Latour 2011 was the estate’s last vintage offered via the traditional En Primeur system in 2012. Since then, the Château has been drip-feeding the market with releases from its cellar, allowing it to become the rarest of the First Growths. The successor to two of the greatest modern vintages in Bordeaux, the 2011 vintage has often flown under the radar, but today, Latour 2011 is entering its peak drinking window and is poised to deliver immense drinking pleasure, while continuing to age and mature for years to come.
Tasting Note: Château Latour 2011 is a medium to full-bodied wine that exudes notes of blackberry, bilberry, cedar and hoisin that opens and travels through the palate. Rose petals on the edge give this wine a beautiful uplift along with a classic trace of mint.
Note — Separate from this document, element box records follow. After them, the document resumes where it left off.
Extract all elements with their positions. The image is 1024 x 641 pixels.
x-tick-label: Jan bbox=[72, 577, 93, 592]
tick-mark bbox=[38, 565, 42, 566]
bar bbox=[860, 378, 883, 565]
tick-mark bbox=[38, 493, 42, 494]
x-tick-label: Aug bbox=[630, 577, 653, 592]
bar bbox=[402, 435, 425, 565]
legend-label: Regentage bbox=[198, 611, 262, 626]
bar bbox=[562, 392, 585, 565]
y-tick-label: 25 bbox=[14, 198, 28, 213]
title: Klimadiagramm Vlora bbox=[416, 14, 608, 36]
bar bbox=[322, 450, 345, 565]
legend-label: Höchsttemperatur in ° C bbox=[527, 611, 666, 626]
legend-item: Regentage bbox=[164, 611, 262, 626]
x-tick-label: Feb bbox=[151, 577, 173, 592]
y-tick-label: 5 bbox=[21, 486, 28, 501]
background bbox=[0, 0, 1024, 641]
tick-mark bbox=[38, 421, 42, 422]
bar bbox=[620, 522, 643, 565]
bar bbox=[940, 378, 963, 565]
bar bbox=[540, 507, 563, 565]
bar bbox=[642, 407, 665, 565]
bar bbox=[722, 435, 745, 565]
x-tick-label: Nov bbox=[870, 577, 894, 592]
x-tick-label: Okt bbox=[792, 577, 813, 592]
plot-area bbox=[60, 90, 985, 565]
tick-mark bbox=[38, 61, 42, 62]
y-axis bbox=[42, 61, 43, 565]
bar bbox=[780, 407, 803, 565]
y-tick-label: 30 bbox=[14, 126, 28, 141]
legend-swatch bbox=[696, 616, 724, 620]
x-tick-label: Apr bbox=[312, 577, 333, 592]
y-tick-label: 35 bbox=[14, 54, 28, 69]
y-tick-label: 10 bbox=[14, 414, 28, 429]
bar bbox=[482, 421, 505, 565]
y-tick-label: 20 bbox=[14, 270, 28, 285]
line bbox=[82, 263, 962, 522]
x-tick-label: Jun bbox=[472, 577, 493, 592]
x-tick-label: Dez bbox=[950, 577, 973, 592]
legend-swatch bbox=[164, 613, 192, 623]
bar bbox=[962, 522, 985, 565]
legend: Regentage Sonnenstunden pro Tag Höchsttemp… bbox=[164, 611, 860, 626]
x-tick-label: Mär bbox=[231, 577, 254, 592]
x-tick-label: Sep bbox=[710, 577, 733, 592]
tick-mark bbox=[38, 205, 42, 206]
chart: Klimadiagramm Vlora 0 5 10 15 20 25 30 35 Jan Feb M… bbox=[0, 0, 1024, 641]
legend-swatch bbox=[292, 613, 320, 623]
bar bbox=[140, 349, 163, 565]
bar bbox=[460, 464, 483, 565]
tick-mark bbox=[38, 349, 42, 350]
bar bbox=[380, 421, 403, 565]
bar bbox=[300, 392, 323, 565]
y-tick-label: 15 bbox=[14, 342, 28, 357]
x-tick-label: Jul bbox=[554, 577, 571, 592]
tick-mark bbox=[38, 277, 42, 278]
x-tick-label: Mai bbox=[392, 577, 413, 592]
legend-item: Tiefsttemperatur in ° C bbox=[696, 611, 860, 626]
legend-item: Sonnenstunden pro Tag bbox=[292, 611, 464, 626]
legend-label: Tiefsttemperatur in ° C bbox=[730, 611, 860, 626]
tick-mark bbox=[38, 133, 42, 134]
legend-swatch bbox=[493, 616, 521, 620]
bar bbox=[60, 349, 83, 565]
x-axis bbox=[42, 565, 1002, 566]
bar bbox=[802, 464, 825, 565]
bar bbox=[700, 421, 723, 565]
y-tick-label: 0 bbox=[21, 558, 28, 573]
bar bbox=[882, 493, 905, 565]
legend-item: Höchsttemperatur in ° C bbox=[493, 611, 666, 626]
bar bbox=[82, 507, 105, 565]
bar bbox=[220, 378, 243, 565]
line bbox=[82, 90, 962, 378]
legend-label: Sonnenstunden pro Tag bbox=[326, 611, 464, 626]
It has an open-knit personality with ripe velvety tannins, excellent intensity, good purity and harmony. There is a strong backbone to this wine, plenty of freshness and powerful towards the finish with superb persistence.
Source: 200, The Wine Advocate; Issue Date: 26th Apr 2012, (RP-93-95)
A blend of 84.5% Cabernet Sauvignon, 15% Merlot and 0.5% Petit Verdot, the 2011 Latour represents only 34% of the crop. It hit 13.1% natural alcohol. One of the vintage’s most compelling wines, it possesses a dense ruby/purple color as well as a sweet, open-knit personality with ripe tannin, superb intensity, good purity and harmony, a medium to full-bodied mouthfeel, and lots of crushed rock, floral and black as well as blue fruit notes in addition to hints of ink and forest floor. This beautifully rich, savory Latour will be surprisingly drinkable in 4-5 years, and should age easily for two decades or more.
By the way, Latour harvested relatively late for the Medoc, beginning the harvest on September 12 and finishing on September 26.